Syndicats d’enseignants et de personnels municipaux, parents d’élèves, professeurs : tous regrettent le flou financier autour du plan de rénovation des écoles marseillaises du Président Emmanuel Macron, craignant que les enfants ne servent de « cobayes » dans son projet d’écoles laboratoires.
« Le sentiment qui prime, c’est une grosse déception. Les réponses sont trop floues sur la question de la rénovation du bâti », a réagi Hinda Bennour, de l’association « les minots de Saint-Charles », une école située dans un quartier pauvre derrière la gare, au lendemain de la présentation par le Président de la République du plan écoles.

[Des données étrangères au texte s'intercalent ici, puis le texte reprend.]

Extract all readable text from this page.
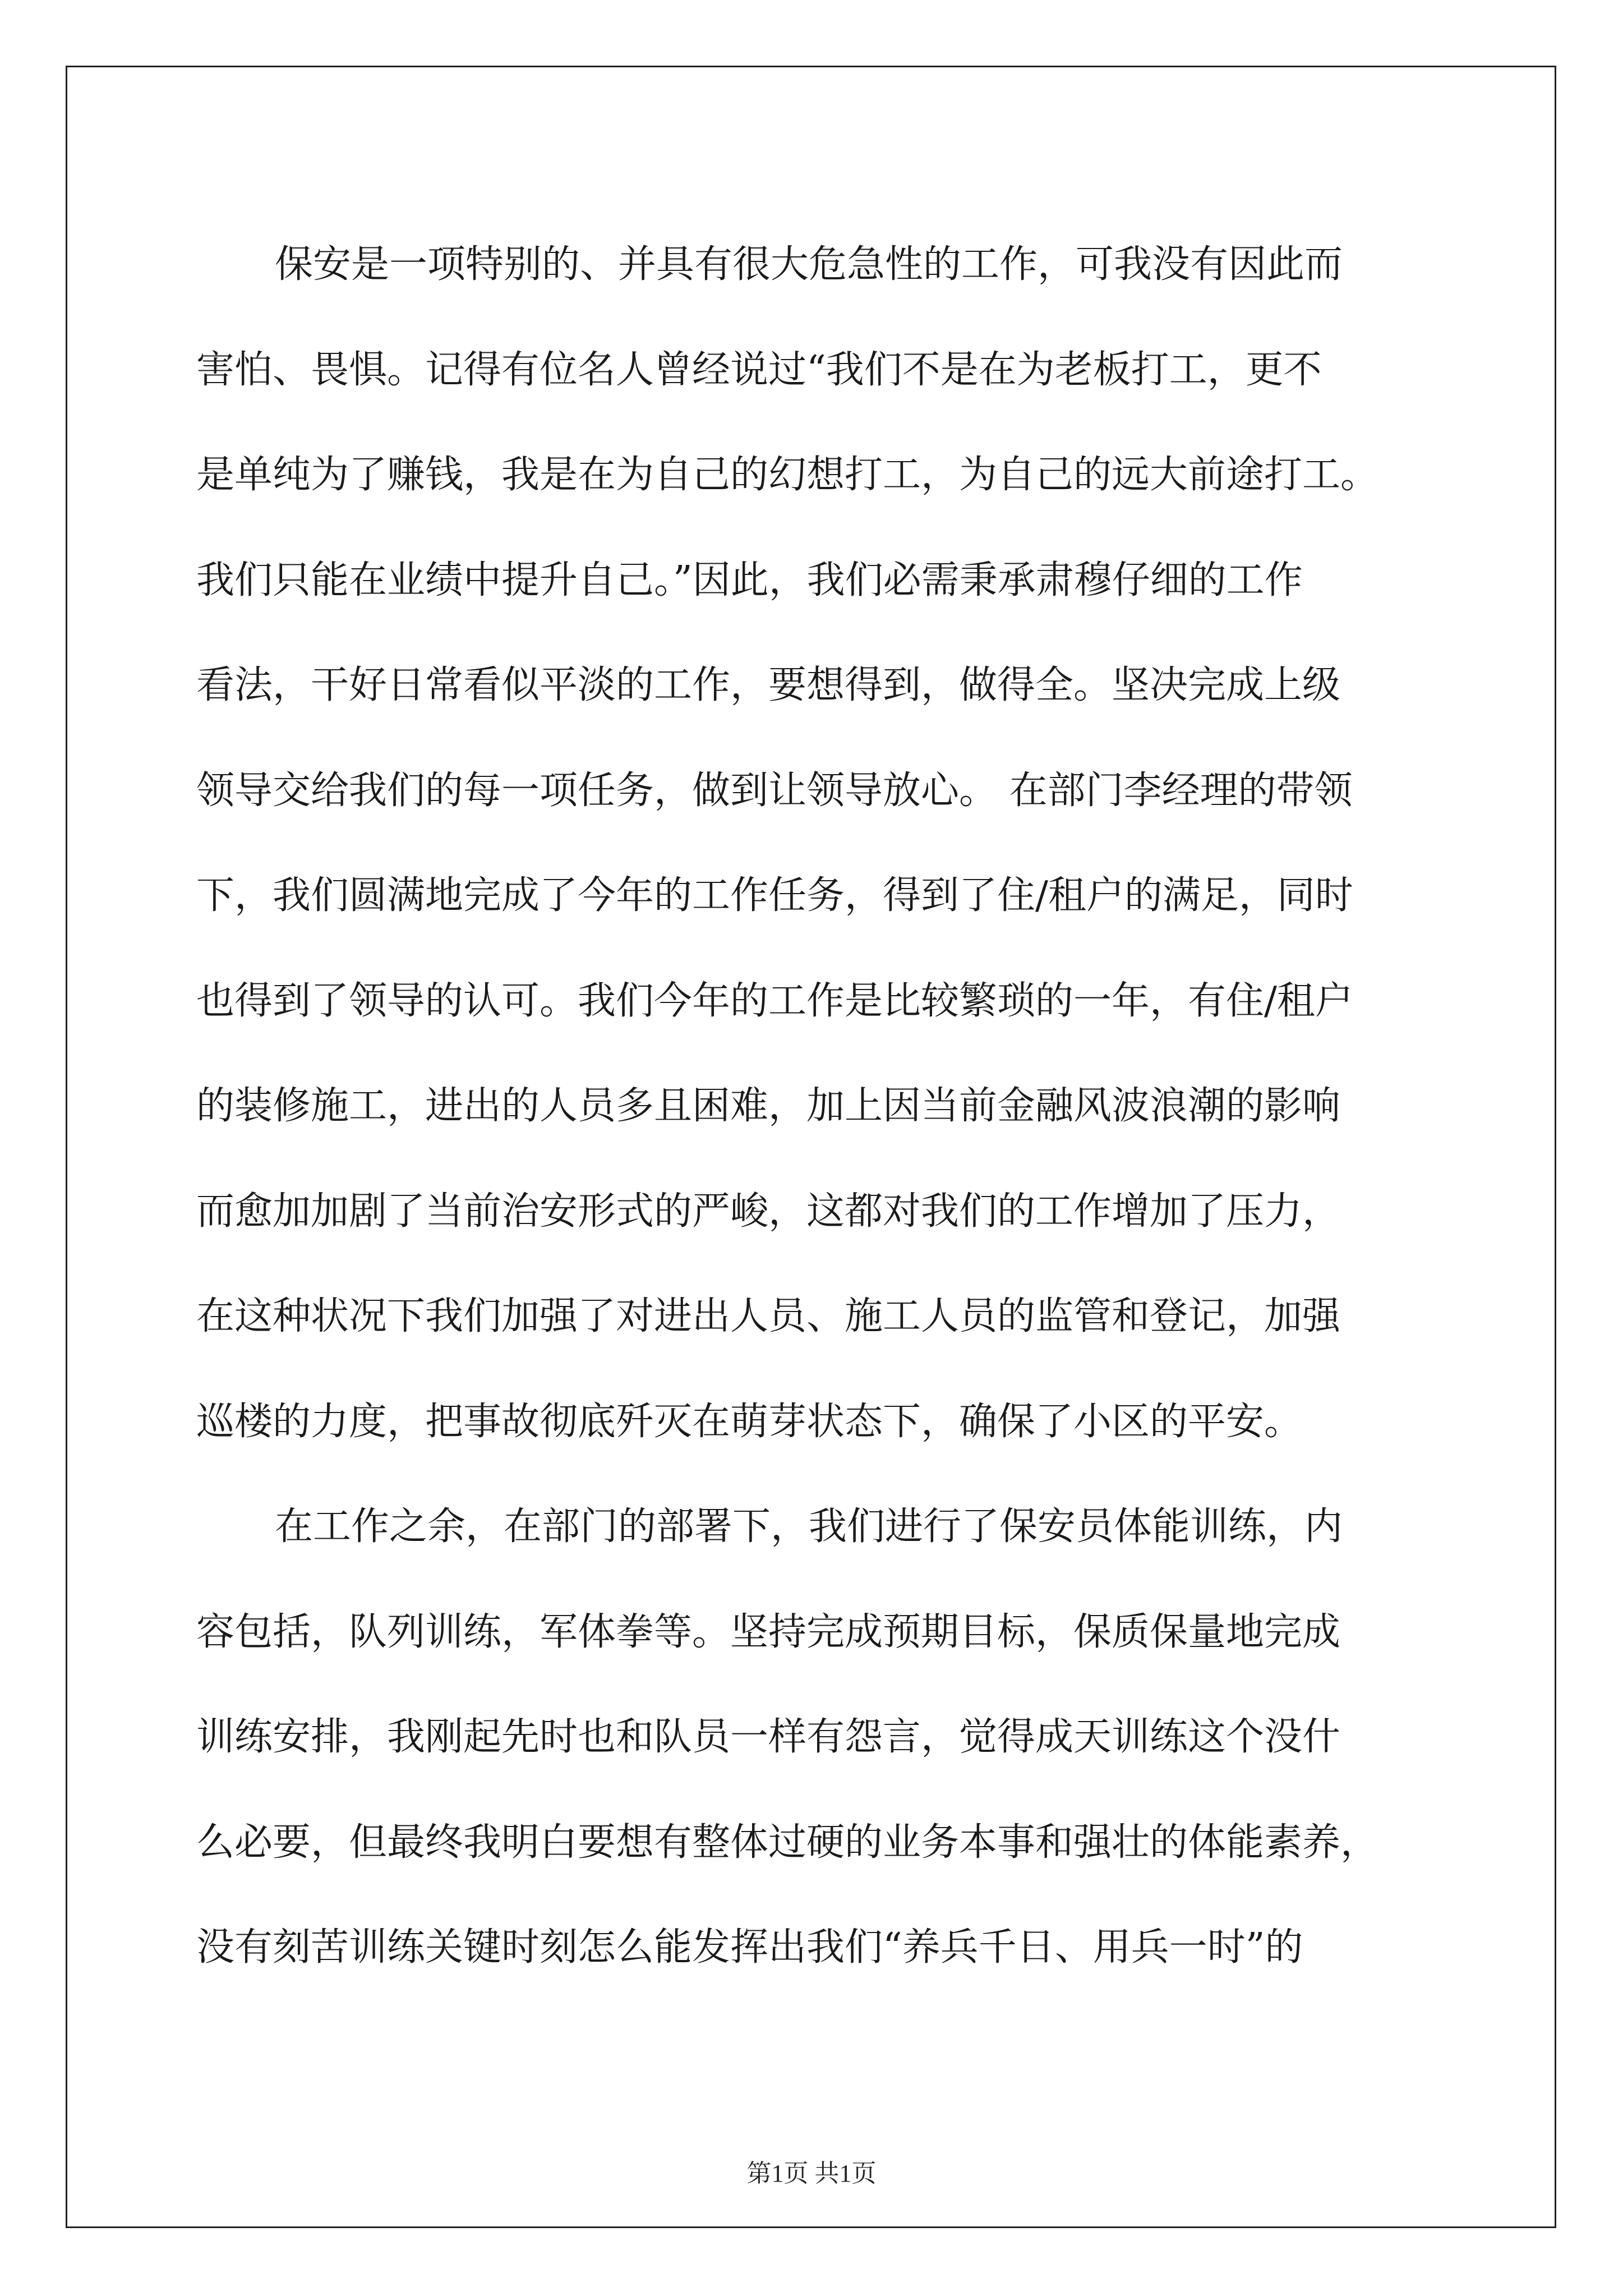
保安是一项特别的、并具有很大危急性的工作，可我没有因此而
害怕、畏惧。记得有位名人曾经说过“我们不是在为老板打工，更不
是单纯为了赚钱，我是在为自己的幻想打工，为自己的远大前途打工。
我们只能在业绩中提升自己。”因此，我们必需秉承肃穆仔细的工作
看法，干好日常看似平淡的工作，要想得到，做得全。坚决完成上级
领导交给我们的每一项任务，做到让领导放心。 在部门李经理的带领
下，我们圆满地完成了今年的工作任务，得到了住/租户的满足，同时
也得到了领导的认可。我们今年的工作是比较繁琐的一年，有住/租户
的装修施工，进出的人员多且困难，加上因当前金融风波浪潮的影响
而愈加加剧了当前治安形式的严峻，这都对我们的工作增加了压力，
在这种状况下我们加强了对进出人员、施工人员的监管和登记，加强
巡楼的力度，把事故彻底歼灭在萌芽状态下，确保了小区的平安。
在工作之余，在部门的部署下，我们进行了保安员体能训练，内
容包括，队列训练，军体拳等。坚持完成预期目标，保质保量地完成
训练安排，我刚起先时也和队员一样有怨言，觉得成天训练这个没什
么必要，但最终我明白要想有整体过硬的业务本事和强壮的体能素养，
没有刻苦训练关键时刻怎么能发挥出我们“养兵千日、用兵一时”的
第1页 共1页
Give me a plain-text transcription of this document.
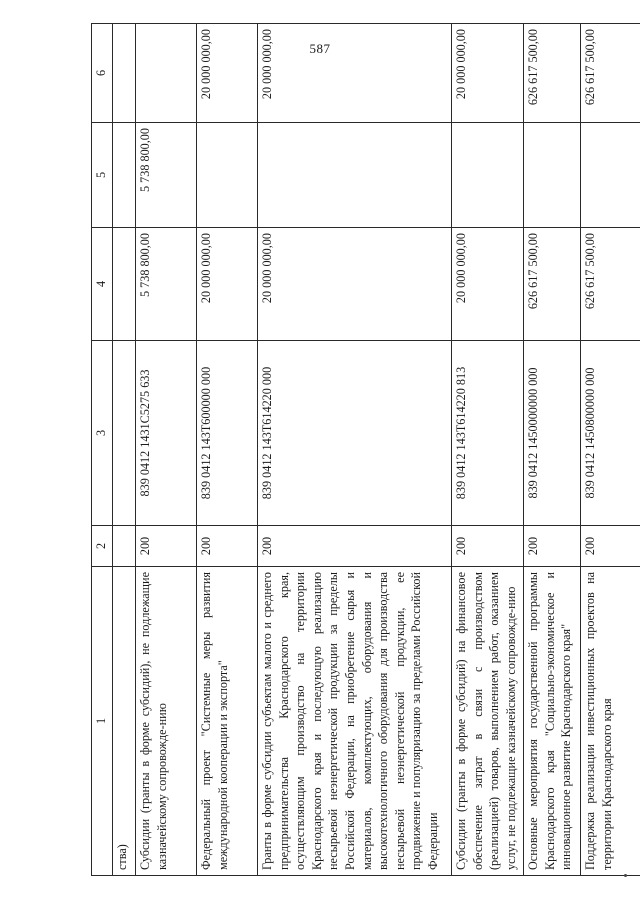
587
1	2	3	4	5	6
ства)					
Субсидии (гранты в форме субсидий), не подлежащие казначейскому сопровожде-нию	200	839 0412 1431С5275 633	5 738 800,00	5 738 800,00	
Федеральный проект "Системные меры развития международной кооперации и экспорта"	200	839 0412 143Т600000 000	20 000 000,00		20 000 000,00
Гранты в форме субсидии субъектам малого и среднего предпринимательства Краснодарского края, осуществляющим производство на территории Краснодарского края и последующую реализацию несырьевой неэнергетической продукции за пределы Российской Федерации, на приобретение сырья и материалов, комплектующих, оборудования и высокотехнологичного оборудования для производства несырьевой неэнергетической продукции, ее продвижение и популяризацию за пределами Российской Федерации	200	839 0412 143Т614220 000	20 000 000,00		20 000 000,00
Субсидии (гранты в форме субсидий) на финансовое обеспечение затрат в связи с производством (реализацией) товаров, выполнением работ, оказанием услуг, не подлежащие казначейскому сопровожде-нию	200	839 0412 143Т614220 813	20 000 000,00		20 000 000,00
Основные мероприятия государственной программы Краснодарского края "Социально-экономическое и инновационное развитие Краснодарского края"	200	839 0412 1450000000 000	626 617 500,00		626 617 500,00
Поддержка реализации инвестиционных проектов на территории Краснодарского края	200	839 0412 1450800000 000	626 617 500,00		626 617 500,00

Le 2 septembre, M. Macron a annoncé la mise en place d’une société pilotée par l’État pour financer des travaux sans préciser toutefois le montant que ce dernier est prêt à y consacrer. Dans la deuxième ville de France, 174 écoles sont jugées « indignes de la République » par le maire Benoit Payan. « On a été surpris qu’il n’annonce pas de montant. C’est un peu déroutant car si l’État finance à 20% ou à 80%, ce n’est pas la même chose », relève Séverine Gil du mouvement des parents d’élèves-13.
« On n’a pas envie de devenir des rats de laboratoires »
L’expérimentation dans 50 écoles « laboratoire » de la liberté pour des directeurs de choisir leurs enseignants, dès la rentrée 2022, a elle suscité la colère. « Le Président (Macron) répond en faisant des élèves marseillais des cobayes pour le laboratoire de la déréglementation de l’éducation nationale », a dénoncé la FSU13. Le syndicat pointe du doigt « une drôle de solution » misant sur un recrutement local dans « une ville gangrénée par le clientélisme ».
« On a des rats dans les écoles, on n’a pas envie de devenir des rats de laboratoires », avait indiqué dès jeudi le secrétaire départemental du syndicat d’enseignants Snuipp, Sébastien Fournier.
Même son de cloche du côté des parents d’élèves où l’on dénonce une « vision pathétique de l’école publique »: « L’école n’est pas une entreprise privée », fustige le président de la Fédération des parents d’élèves de l’enseignement public (Peep 13) Frédéric Muradour. « On aura une école à deux, trois, quatre vitesses suivant les arrondissements riches ou pauvres avec une rupture d’égalité », craint le parent d’élève.
L’absentéisme… « un cancer en phase terminale »
Cinglant, le chef de l’État a également condamné « l’absentéisme » et « les grèves perlées » en prévenant que l’État ne « vient pas investir pour en quelque sorte que certains prélèvent leur dîme », suscitant des avis plus nuancés.
« Il y a des recrutements mais ça ne suffit jamais puisque 40% des agents sont arrêtés, c’est un cancer en phase terminale qu’on a à Marseille, il faut le dire », admet Séverine Gil.
Pour assurer la continuité du service public dans les écoles et crèches, la municipalité a tenté en début d’année de conclure un accord avec certains syndicats (FO, CFE-CGC, CFDT et UNSA). Les agents doivent en théorie prévenir 48 heures à l’avance et exercer ce droit de grève dès leur prise de service et pas seulement juste pour une heure au milieu du service.
« Le problème de l’absentéisme du personnel municipal est réel mais c’est un gros problème de ressources humaines. Il faudrait revaloriser ces postes et proposer des perspectives de carrière », partage Frédéric Muradour de la Peep évoquant « l’enfer » des parents face aux grèves à répétition.
1 agent pour 60 enfants
L’année dernière, la grève des agents de cantine pendant un mois dans des écoles du centre-ville a contraint des parents à quitter leur travail en pleine journée.
Le patron du puissant syndicat FO, Patrick Rué, majoritaire à la ville, relève qu’il y a seulement « un agent pour 60 enfants sur le temps de cantine ». L’absentéisme record s’explique, selon lui, par le Covid-19 qui génère « 10 à 15% d’agents en autorisation spéciale d’absence ».
« Beaucoup de gens sont passés en annonçant des choses pour les écoles et presque rien ne change. Ce qu’il se passe dans certaines écoles, c’est juste symptomatique du mépris institutionnel pour nos élèves qui sont les victimes », fustige Marion qui a enseigné dans des écoles en Réseau d’éducation prioritaire.
« Ils s’en foutent, les politiques, que nos élèves se gèlent en hiver », conclut Marion, relevant qu’en parlant du recrutement des enseignants par les directeurs on élude le problème des conditions matérielles dégradées.